Teilhabe am Konsum ist gesellschaftliche Teilhabe

Teilhabe am Konsum ist also auch gesellschaftliche Teilhabe. Und um unser Selbstwertgefühl zu steigern (oder zumindest zu erhalten), ist es wichtig, genauso viel kaufen zu können wie andere. Der Autor Carl Tillessen behauptet sogar: „Nicht nur die Zufriedenheit jedes Einzelnen hängt davon ab, dass auch er sich ein Smartphone und Markensneaker kaufen kann. Der soziale Frieden in der westlichen Welt beruht darauf, dass sich alle ein Smartphone und Markensneaker leisten können.
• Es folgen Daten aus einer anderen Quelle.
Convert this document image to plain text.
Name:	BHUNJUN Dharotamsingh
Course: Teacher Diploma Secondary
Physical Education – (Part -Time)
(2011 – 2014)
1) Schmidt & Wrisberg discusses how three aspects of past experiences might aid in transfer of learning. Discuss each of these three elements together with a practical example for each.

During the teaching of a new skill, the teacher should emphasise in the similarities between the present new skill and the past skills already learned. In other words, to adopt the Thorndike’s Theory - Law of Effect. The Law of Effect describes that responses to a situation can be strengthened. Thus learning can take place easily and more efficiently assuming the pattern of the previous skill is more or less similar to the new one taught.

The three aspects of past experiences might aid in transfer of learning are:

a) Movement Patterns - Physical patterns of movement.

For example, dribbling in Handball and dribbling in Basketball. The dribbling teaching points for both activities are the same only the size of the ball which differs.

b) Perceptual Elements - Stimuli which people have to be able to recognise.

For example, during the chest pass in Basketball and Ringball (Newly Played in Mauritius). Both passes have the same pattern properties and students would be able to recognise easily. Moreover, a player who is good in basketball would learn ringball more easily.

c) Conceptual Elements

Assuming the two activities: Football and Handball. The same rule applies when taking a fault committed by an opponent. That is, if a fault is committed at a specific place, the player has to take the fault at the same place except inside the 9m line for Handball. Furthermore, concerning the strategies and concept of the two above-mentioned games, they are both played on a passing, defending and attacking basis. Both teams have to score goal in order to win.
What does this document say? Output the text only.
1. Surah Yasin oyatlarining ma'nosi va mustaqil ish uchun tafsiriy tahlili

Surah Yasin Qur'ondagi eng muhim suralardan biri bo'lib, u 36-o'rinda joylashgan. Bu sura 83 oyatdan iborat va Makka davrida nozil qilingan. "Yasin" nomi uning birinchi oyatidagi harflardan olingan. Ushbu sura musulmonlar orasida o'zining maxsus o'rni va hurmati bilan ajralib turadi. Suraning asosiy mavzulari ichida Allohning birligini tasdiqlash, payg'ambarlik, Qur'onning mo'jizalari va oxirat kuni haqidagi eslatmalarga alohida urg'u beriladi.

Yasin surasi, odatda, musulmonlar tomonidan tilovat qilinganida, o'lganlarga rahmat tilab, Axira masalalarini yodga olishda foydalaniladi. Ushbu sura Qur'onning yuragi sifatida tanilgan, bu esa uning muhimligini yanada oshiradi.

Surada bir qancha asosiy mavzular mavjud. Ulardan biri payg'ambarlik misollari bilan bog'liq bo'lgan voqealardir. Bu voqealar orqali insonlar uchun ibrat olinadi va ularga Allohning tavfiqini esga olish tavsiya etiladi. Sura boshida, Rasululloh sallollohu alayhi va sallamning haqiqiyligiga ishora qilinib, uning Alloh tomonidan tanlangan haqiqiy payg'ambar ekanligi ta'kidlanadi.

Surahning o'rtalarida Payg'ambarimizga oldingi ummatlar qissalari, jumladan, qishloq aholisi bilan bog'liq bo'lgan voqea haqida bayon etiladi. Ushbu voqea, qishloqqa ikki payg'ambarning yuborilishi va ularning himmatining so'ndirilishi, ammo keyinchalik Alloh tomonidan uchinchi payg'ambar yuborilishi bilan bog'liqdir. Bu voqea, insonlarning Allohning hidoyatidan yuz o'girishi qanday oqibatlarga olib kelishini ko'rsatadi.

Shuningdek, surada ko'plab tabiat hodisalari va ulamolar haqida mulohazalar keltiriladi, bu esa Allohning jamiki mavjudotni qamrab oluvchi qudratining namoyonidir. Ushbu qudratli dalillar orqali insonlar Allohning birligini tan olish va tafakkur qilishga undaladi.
Denn solange jeder ein Smartphone und Markensneaker hat, merken die Leute gar nicht, dass die Schere zwischen Arm und Reich kontinuierlich immer weiter auseinandergeht.“

Er hat da definitiv einen Punkt. Aber nur mit Selbstwert kann man das nicht erklären. Konsum ist Zwang: Wir müssen konsumieren, wenn wir essen, uns kleiden oder mobil sein wollen. Außer wir einsiedeln irgendwo in einem Vierkanter, wo wir autark leben können – und zwar auch ohne Internet. Will das wer?

Trendspirale Konsum

Ich konsumiere, also bin ich Teil der Gesellschaft. Und ich muss konsumieren, um Teil dieser kapitalistischen Gesellschaft zu bleiben. Und ich muss immer schneller konsumieren, um „dranzubleiben“.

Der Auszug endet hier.